En Terre de Feu, une ancienne institutrice de maternelle a transformé une ferme battue par les vents en l’unique colonie continentale de manchots royaux. Son histoire parle de patience, de recherche scientifique et de cohabitation.
En Terre de Feu, il existe une baie que les explorateurs ont longtemps jugée peu utile. Trop peu profonde pour les navires, trop difficile d’accès, trop éloignée. Aujourd’hui, cette portion de la côte chilienne, perdue aux confins du monde, est devenue l’un des sites de conservation les plus surprenants de la planète : la seule colonie continentale de manchots royaux existant en dehors des îles subantarctiques. Et ce mérite revient, du moins en partie, à une ancienne institutrice de maternelle de 72 ans.
L’histoire de Cecilia Durán Gafo, racontée par le Guardian, semble tout droit sortie d’un roman. Lorsque, au début des années 1990, elle a vu apparaître les premiers manchots sur sa propriété, dans la Bahía Inútil, Durán était loin d’imaginer qu’elle deviendrait la gardienne d’une colonie destinée à attirer biologistes et visiteurs du monde entier. Les manchots royaux, Aptenodytes patagonicus, vivent presque exclusivement sur les îles de l’océan Austral. Et pourtant, depuis des siècles, ils fréquentent ces côtes venteuses de la Patagonie chilienne, probablement parce que les eaux peu profondes leur offrent une protection naturelle contre les grands prédateurs marins.
Les débuts de la colonie
Pendant longtemps, les manchots ne sont pourtant pas parvenus à s’installer de manière durable. Trop de présence humaine, trop de perturbations. Cecilia Durán a raconté au Guardian que certains spécimens avaient même été capturés par des personnes se présentant comme des chercheurs scientifiques. "Ils ont mis les manchots en cage et les ont emmenés au Japon", a-t-elle expliqué au quotidien britannique. Après cet épisode, les animaux ont disparu pendant des années.

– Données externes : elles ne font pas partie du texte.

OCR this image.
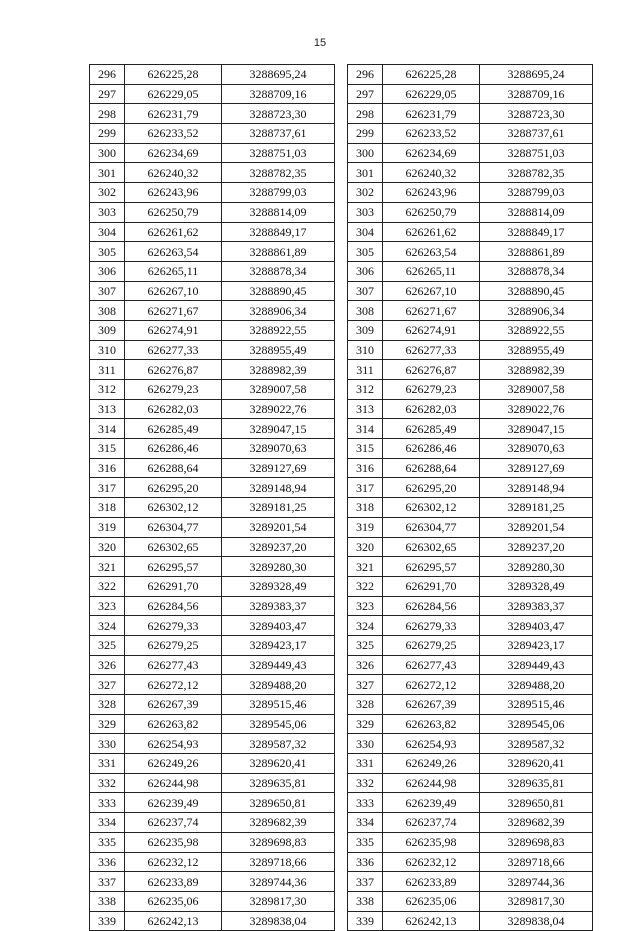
15
296	626225,28	3288695,24
297	626229,05	3288709,16
298	626231,79	3288723,30
299	626233,52	3288737,61
300	626234,69	3288751,03
301	626240,32	3288782,35
302	626243,96	3288799,03
303	626250,79	3288814,09
304	626261,62	3288849,17
305	626263,54	3288861,89
306	626265,11	3288878,34
307	626267,10	3288890,45
308	626271,67	3288906,34
309	626274,91	3288922,55
310	626277,33	3288955,49
311	626276,87	3288982,39
312	626279,23	3289007,58
313	626282,03	3289022,76
314	626285,49	3289047,15
315	626286,46	3289070,63
316	626288,64	3289127,69
317	626295,20	3289148,94
318	626302,12	3289181,25
319	626304,77	3289201,54
320	626302,65	3289237,20
321	626295,57	3289280,30
322	626291,70	3289328,49
323	626284,56	3289383,37
324	626279,33	3289403,47
325	626279,25	3289423,17
326	626277,43	3289449,43
327	626272,12	3289488,20
328	626267,39	3289515,46
329	626263,82	3289545,06
330	626254,93	3289587,32
331	626249,26	3289620,41
332	626244,98	3289635,81
333	626239,49	3289650,81
334	626237,74	3289682,39
335	626235,98	3289698,83
336	626232,12	3289718,66
337	626233,89	3289744,36
338	626235,06	3289817,30
339	626242,13	3289838,04
296	626225,28	3288695,24
297	626229,05	3288709,16
298	626231,79	3288723,30
299	626233,52	3288737,61
300	626234,69	3288751,03
301	626240,32	3288782,35
302	626243,96	3288799,03
303	626250,79	3288814,09
304	626261,62	3288849,17
305	626263,54	3288861,89
306	626265,11	3288878,34
307	626267,10	3288890,45
308	626271,67	3288906,34
309	626274,91	3288922,55
310	626277,33	3288955,49
311	626276,87	3288982,39
312	626279,23	3289007,58
313	626282,03	3289022,76
314	626285,49	3289047,15
315	626286,46	3289070,63
316	626288,64	3289127,69
317	626295,20	3289148,94
318	626302,12	3289181,25
319	626304,77	3289201,54
320	626302,65	3289237,20
321	626295,57	3289280,30
322	626291,70	3289328,49
323	626284,56	3289383,37
324	626279,33	3289403,47
325	626279,25	3289423,17
326	626277,43	3289449,43
327	626272,12	3289488,20
328	626267,39	3289515,46
329	626263,82	3289545,06
330	626254,93	3289587,32
331	626249,26	3289620,41
332	626244,98	3289635,81
333	626239,49	3289650,81
334	626237,74	3289682,39
335	626235,98	3289698,83
336	626232,12	3289718,66
337	626233,89	3289744,36
338	626235,06	3289817,30
339	626242,13	3289838,04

Lorsqu’ils sont revenus, en 2010, le scénario a semblé se répéter : des visiteurs trop envahissants, des œufs dérobés, des photos prises à quelques centimètres des animaux. "Ils leur mettaient des petits chapeaux et des lunettes de soleil pour faire des selfies", se souvient Durán. En peu de temps, la colonie s’est effondrée : sur environ 90 individus, il n’en restait plus que huit. C’est alors que Cecilia Durán a pris une décision : protéger les manchots en délimitant une partie de sa propriété. Elle a commencé seule, passant des journées entières sur la plage pour s’assurer que personne ne dérangeait les animaux. "Je venais ici avec un thermos et un sandwich, raconte-t-elle. Je restais toute la journée, gelée jusqu’aux os."
En 2011, ces terres sont officiellement devenues une réserve privée dédiée à la conservation pour les cent prochaines années. Aujourd’hui, la zone protégée couvre 30 hectares et accueille une équipe composée de biologistes, de vétérinaires et de professionnels de l’écotourisme. Le tourisme lui-même y a trouvé un nouvel équilibre : les visiteurs, jusqu’à 15 000 par an, ne peuvent observer les manchots qu’à distance, le long de sentiers balisés et aménagés.
La nuit face aux visons
Le défi ne concernait pas seulement les êtres humains. En Terre de Feu, les visons et les renards gris, introduits par l’homme au siècle dernier, attaquaient les œufs et les poussins. Pendant des années, l’équipe de la réserve a travaillé la nuit pour les éloigner de la colonie. Ils achetaient des restes de viande chez les bouchers locaux et les déposaient loin de la zone protégée, habituant ainsi les prédateurs à chasser ailleurs. Avec le temps, les efforts ont porté leurs fruits. L’an dernier, 23 poussins ont survécu : le chiffre le plus élevé jamais enregistré au sein de la colonie.
Un laboratoire à ciel ouvert
La réserve est aussi devenue un centre de recherche scientifique. Les chercheurs qui collaborent avec l’Antarctic Research Trust ont observé que les manchots arrivés de colonies situées à des milliers de kilomètres parviennent à s’adapter rapidement à la nourriture disponible dans la baie chilienne. Une capacité qui pourrait s’avérer précieuse dans un écosystème marin de plus en plus bouleversé par la crise climatique. Au fond, l’histoire de la Bahía Inútil marque les esprits parce qu’elle raconte une cohabitation fragile mais bâtie sur des règles, de la patience et une présence constante, dans un coin de la planète où le vent souffle presque en permanence et où les manchots continuent de revenir.